Hip Dysplasia is a very common joint disorder found in dogs. It results from the abnormal development of the hip joint in puppies, causing a lack of cushioning and a looseness in the joint—and thus cartilage damage and osteoarthritis. It can also cause a lot of pain in movement.

While any dog can suffer from Hip Dysplasia, it is most common in large or giant breeds such as German Shepherds, Lab Retrievers, Great Danes, Rottweilers, Golden Retrievers, and Saint Bernards. Serious cases of Hip Dysplasia are sometimes found in puppies, but it is more common later in life.


Limping is the most common symptom of Hip Dysplasia. Also watch for walking or running with an altered gait; pain and discomfort during or after exercise or when waking up in the morning; and decreased or avoidance of activity. Later, dogs may lose muscle tone or have difficulty getting up. In more serious cases, puppies will begin showing symptoms as early as five months of age.


While Hip Dysplasia is primarily hereditary, overweight dogs are at higher risk—so make sure your dog eats well and exercises to maintain a healthy body weight.

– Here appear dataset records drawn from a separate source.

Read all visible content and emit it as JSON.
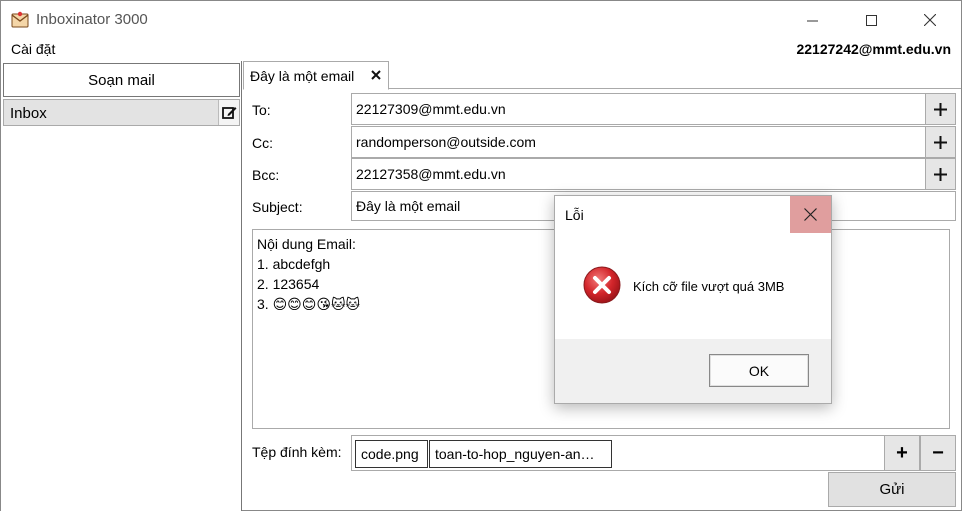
{
  "window": {
    "title": "Inboxinator 3000"
  },
  "menubar": {
    "settings_label": "Cài đặt",
    "user_email": "22127242@mmt.edu.vn"
  },
  "sidebar": {
    "compose_label": "Soạn mail",
    "inbox_label": "Inbox"
  },
  "tab": {
    "label": "Đây là một email"
  },
  "form": {
    "to_label": "To:",
    "to_value": "22127309@mmt.edu.vn",
    "cc_label": "Cc:",
    "cc_value": "randomperson@outside.com",
    "bcc_label": "Bcc:",
    "bcc_value": "22127358@mmt.edu.vn",
    "subject_label": "Subject:",
    "subject_value": "Đây là một email",
    "body_lines": [
      "Nội dung Email:",
      "1. abcdefgh",
      "2. 123654",
      "3. 😊😊😊😘🐱🐱"
    ],
    "attach_label": "Tệp đính kèm:",
    "attachments": [
      "code.png",
      "toan-to-hop_nguyen-an…"
    ],
    "add_symbol": "+",
    "remove_symbol": "−",
    "send_label": "Gửi"
  },
  "dialog": {
    "title": "Lỗi",
    "message": "Kích cỡ file vượt quá 3MB",
    "ok_label": "OK"
  },
  "colors": {
    "dialog_close_bg": "#e09e9e",
    "error_red": "#d3262b",
    "inbox_bg": "#e3e3e3"
  },
  "icons": {
    "app": "envelope-icon",
    "inbox_edit": "edit-icon",
    "error": "error-icon"
  }
}
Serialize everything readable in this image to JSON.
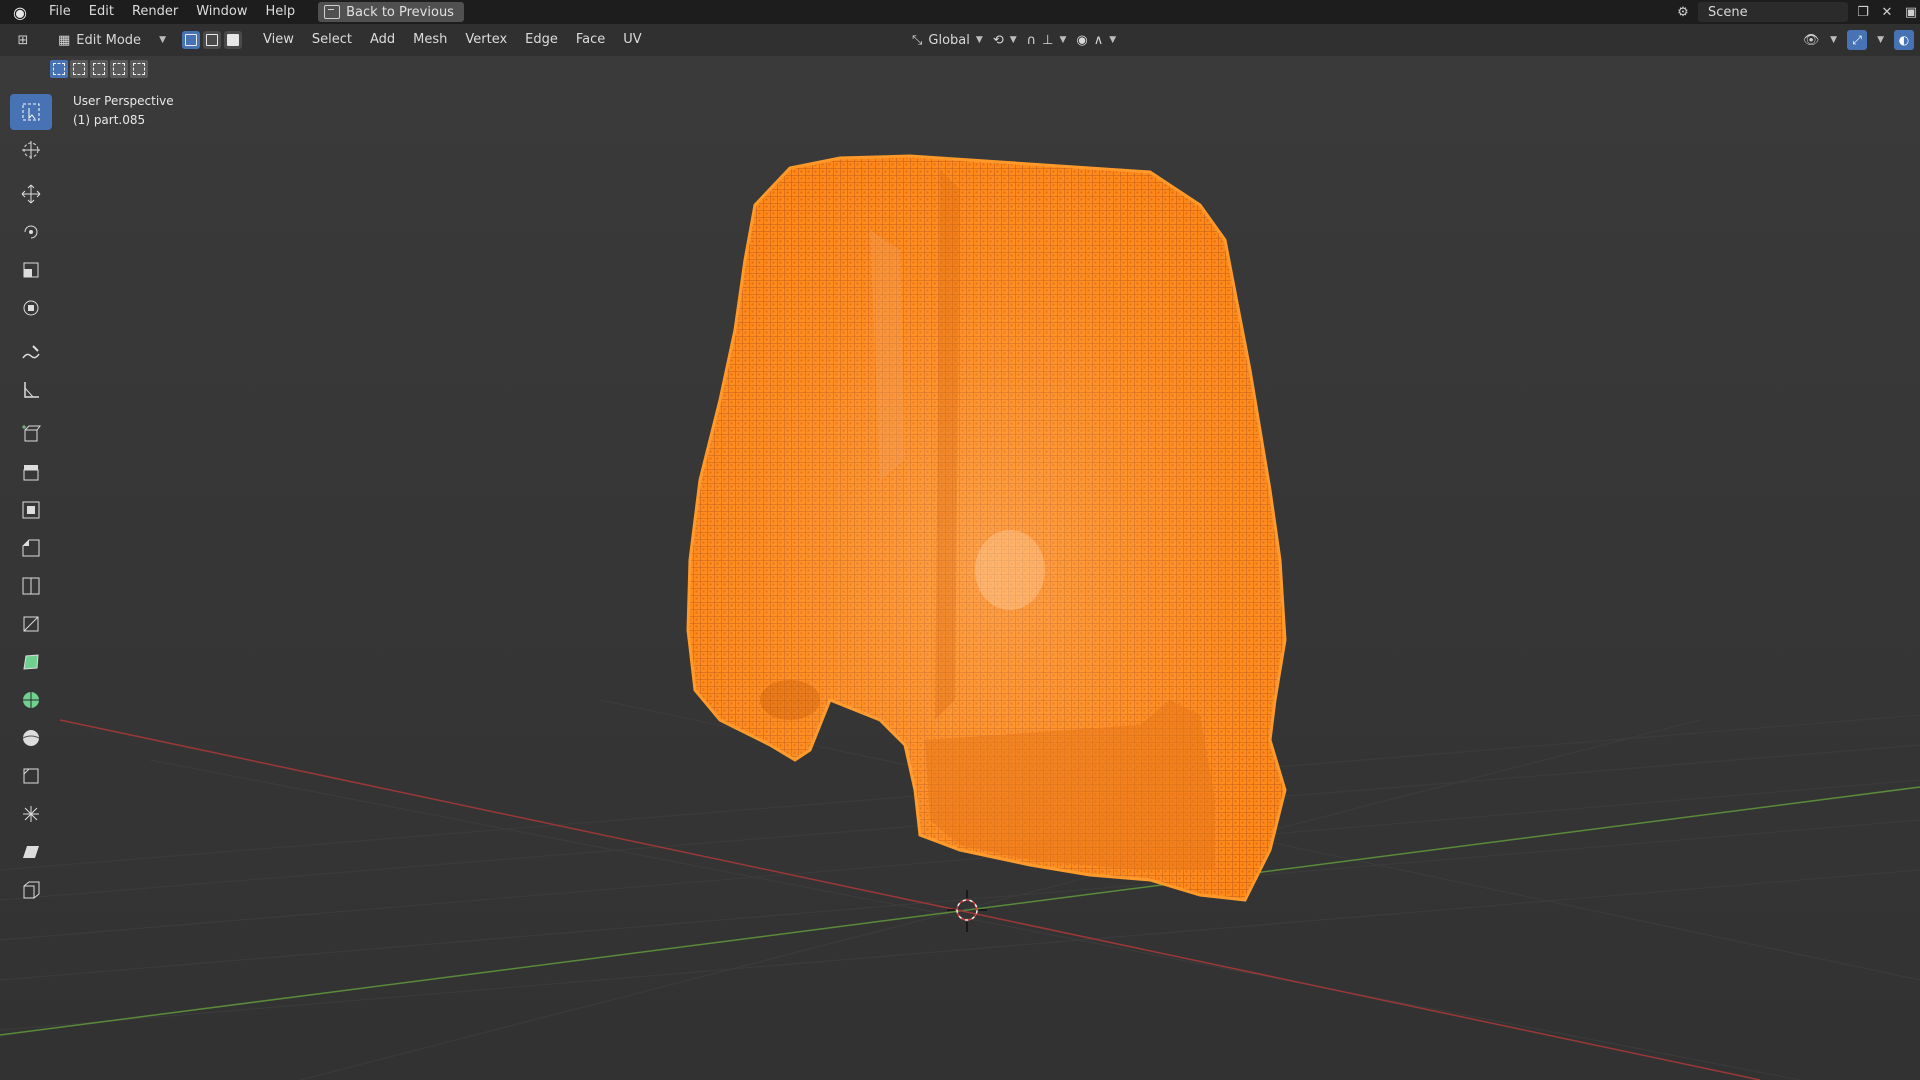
{
  "topbar": {
    "menus": [
      "File",
      "Edit",
      "Render",
      "Window",
      "Help"
    ],
    "back_button": "Back to Previous",
    "scene_name": "Scene"
  },
  "header": {
    "mode": "Edit Mode",
    "menus": [
      "View",
      "Select",
      "Add",
      "Mesh",
      "Vertex",
      "Edge",
      "Face",
      "UV"
    ],
    "transform_orientation": "Global"
  },
  "viewport": {
    "view_name": "User Perspective",
    "object_name": "(1) part.085",
    "mesh_color": "#ff8a1a",
    "background": "#3a3a3a"
  },
  "toolbar": {
    "tools": [
      "select-box",
      "cursor",
      "move",
      "rotate",
      "scale",
      "transform",
      "annotate",
      "measure",
      "add-cube",
      "extrude",
      "inset",
      "bevel",
      "loop-cut",
      "knife",
      "poly-build",
      "spin",
      "smooth",
      "edge-slide",
      "shrink-fatten",
      "shear",
      "rip"
    ],
    "active_tool": "select-box"
  }
}
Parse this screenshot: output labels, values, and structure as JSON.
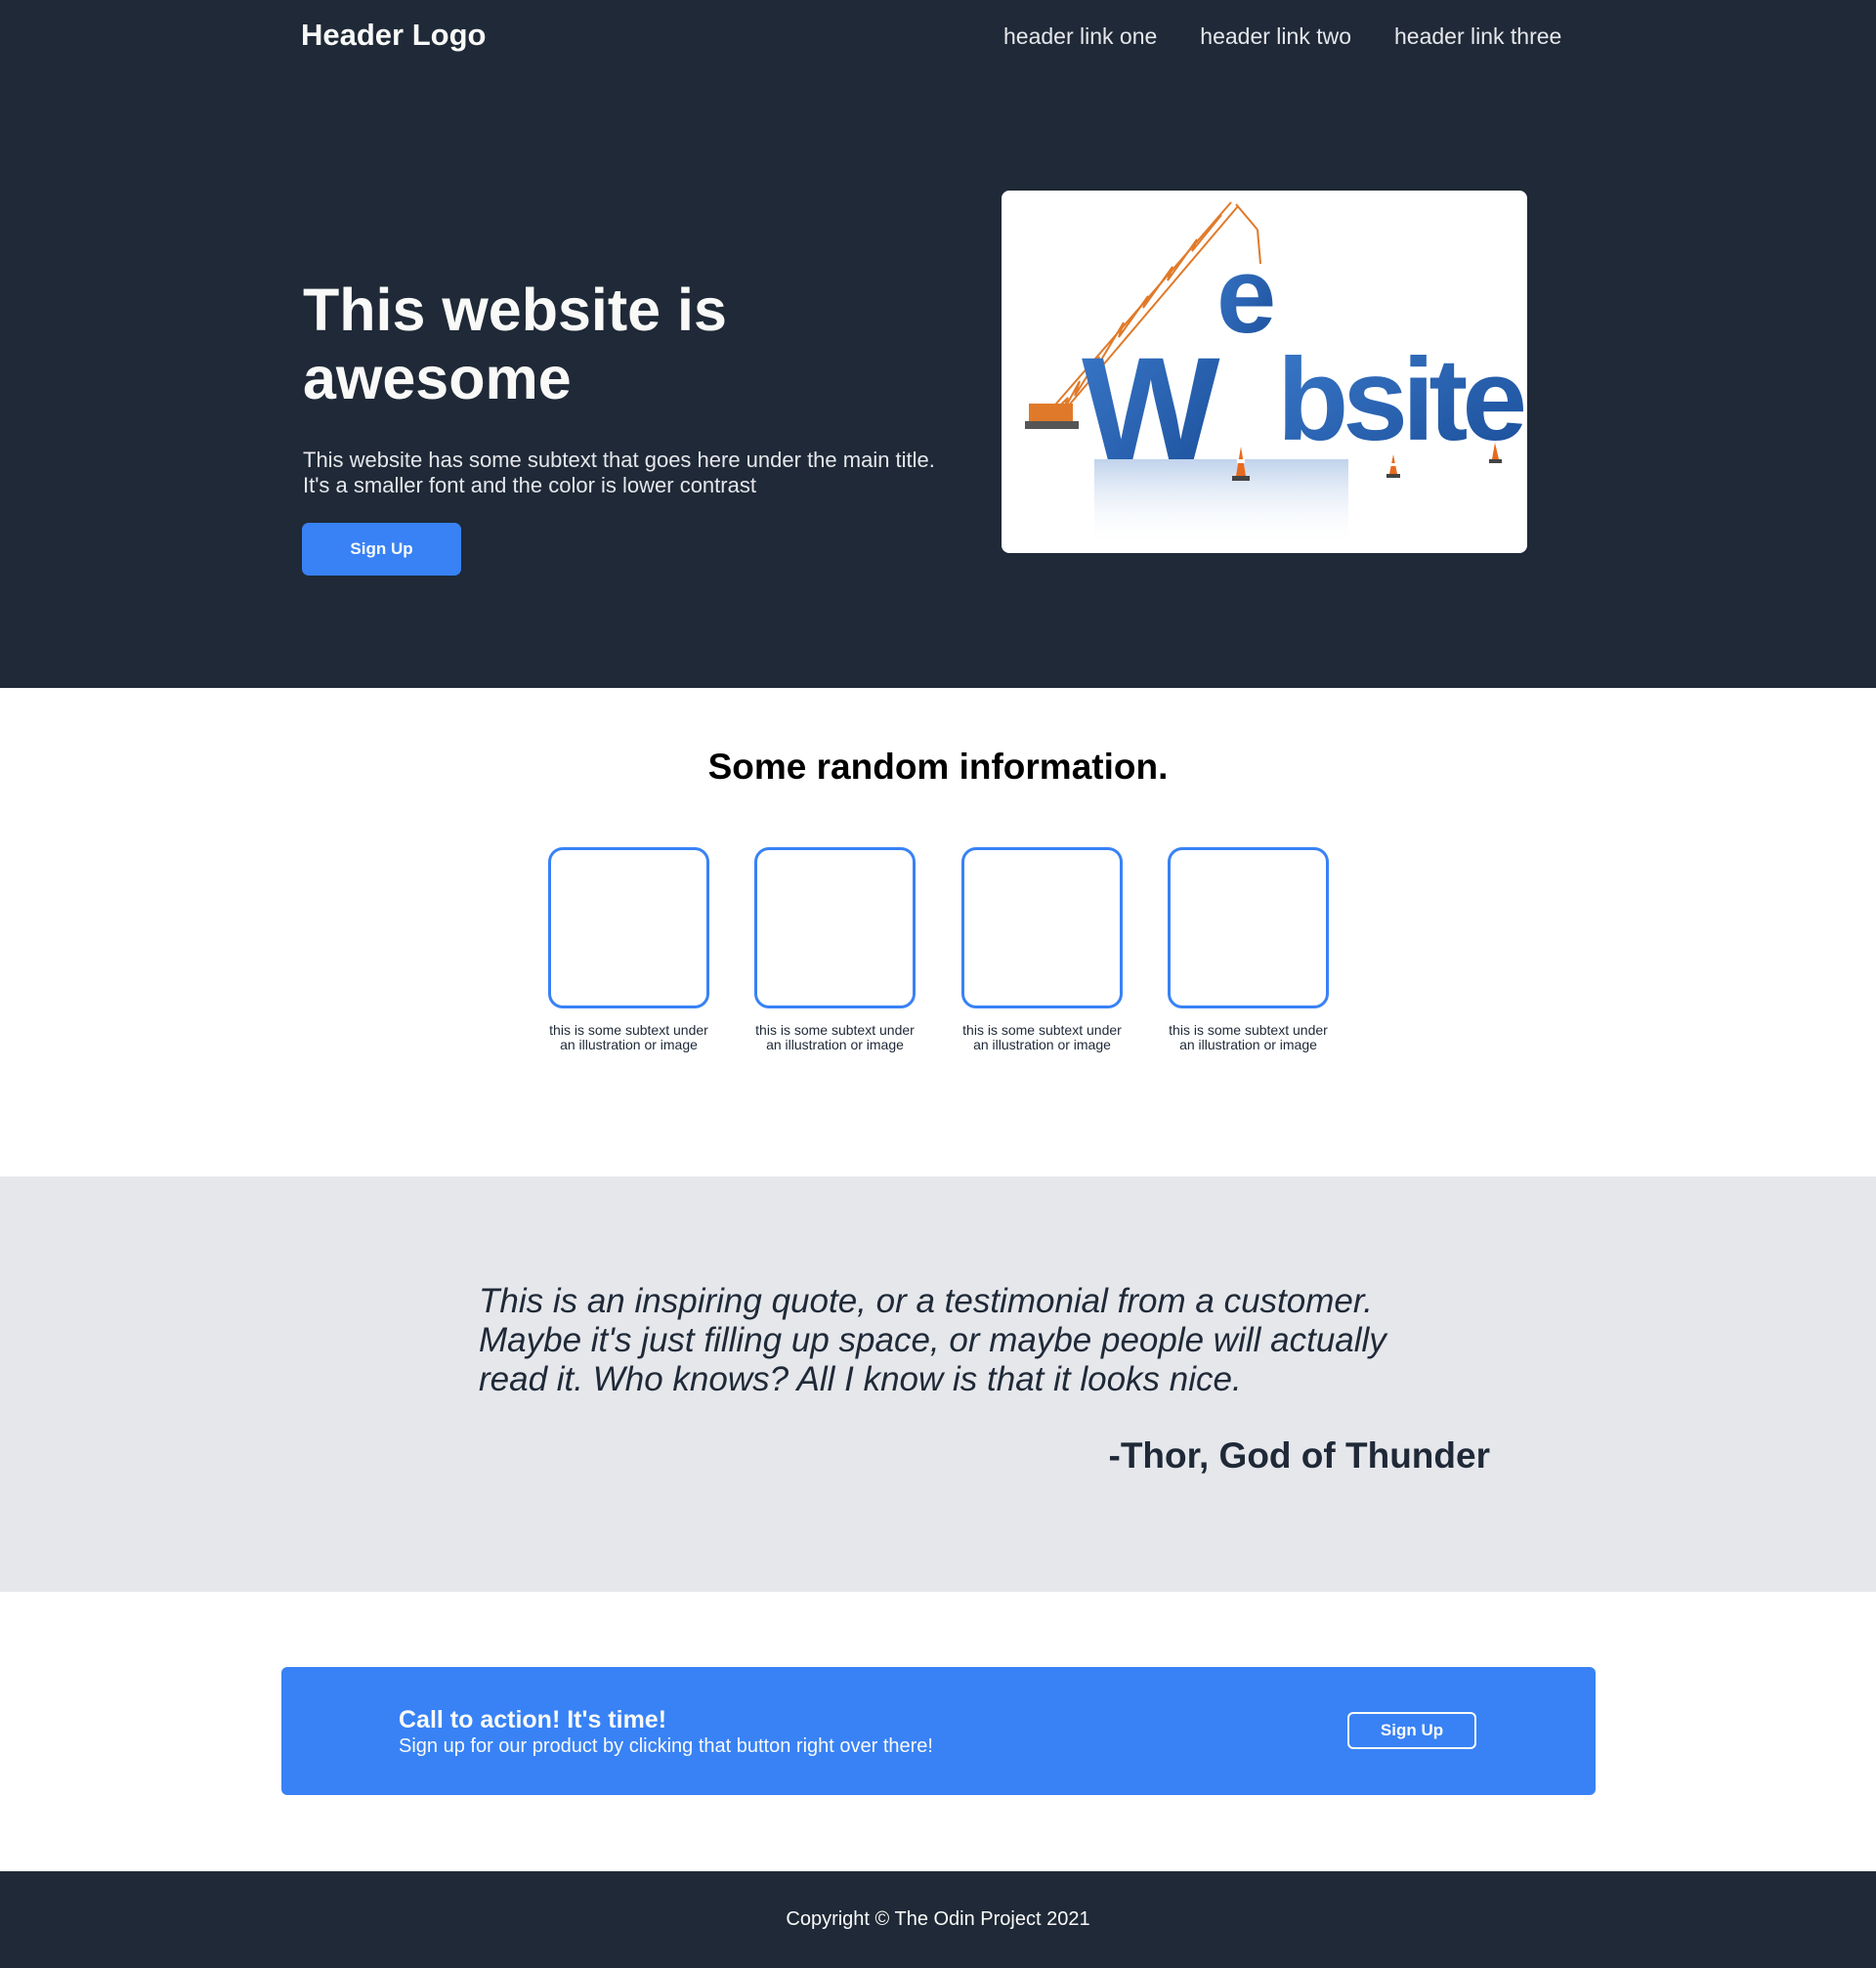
{
  "colors": {
    "dark": "#1f2937",
    "accent": "#3882f6",
    "light_text": "#f9faf8",
    "muted_text": "#e5e7eb",
    "quote_bg": "#e5e7eb"
  },
  "header": {
    "logo": "Header Logo",
    "nav": [
      "header link one",
      "header link two",
      "header link three"
    ]
  },
  "hero": {
    "title": "This website is awesome",
    "subtitle_lines": [
      "This website has some subtext that goes here under the main title.",
      "It's a smaller font and the color is lower contrast"
    ],
    "button_label": "Sign Up",
    "image_icon": "website-construction-illustration"
  },
  "info": {
    "title": "Some random information.",
    "cards": [
      {
        "caption_lines": [
          "this is some subtext under",
          "an illustration or image"
        ]
      },
      {
        "caption_lines": [
          "this is some subtext under",
          "an illustration or image"
        ]
      },
      {
        "caption_lines": [
          "this is some subtext under",
          "an illustration or image"
        ]
      },
      {
        "caption_lines": [
          "this is some subtext under",
          "an illustration or image"
        ]
      }
    ]
  },
  "quote": {
    "lines": [
      "This is an inspiring quote, or a testimonial from a customer.",
      "Maybe it's just filling up space, or maybe people will actually",
      "read it. Who knows? All I know is that it looks nice."
    ],
    "author": "-Thor, God of Thunder"
  },
  "cta": {
    "title": "Call to action! It's time!",
    "subtitle": "Sign up for our product by clicking that button right over there!",
    "button_label": "Sign Up"
  },
  "footer": {
    "text": "Copyright © The Odin Project 2021"
  }
}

Use moderation, however, as over-exercise at a young age is another suspected cause of Hip Dysplasia.


If you notice any of the symptoms described above, you should contact your vet. If more serious cases are caught during puppy-hood, a simple surgical procedure can often counteract Hip Dysplasia. Treatments are more complicated with mature dogs, but usually include surgery, oral or injectable arthritis medications, anti-inflammatory drugs, and sometimes physical therapy. There are also products such as ramps or raised drinking bowls to assist arthritic pets.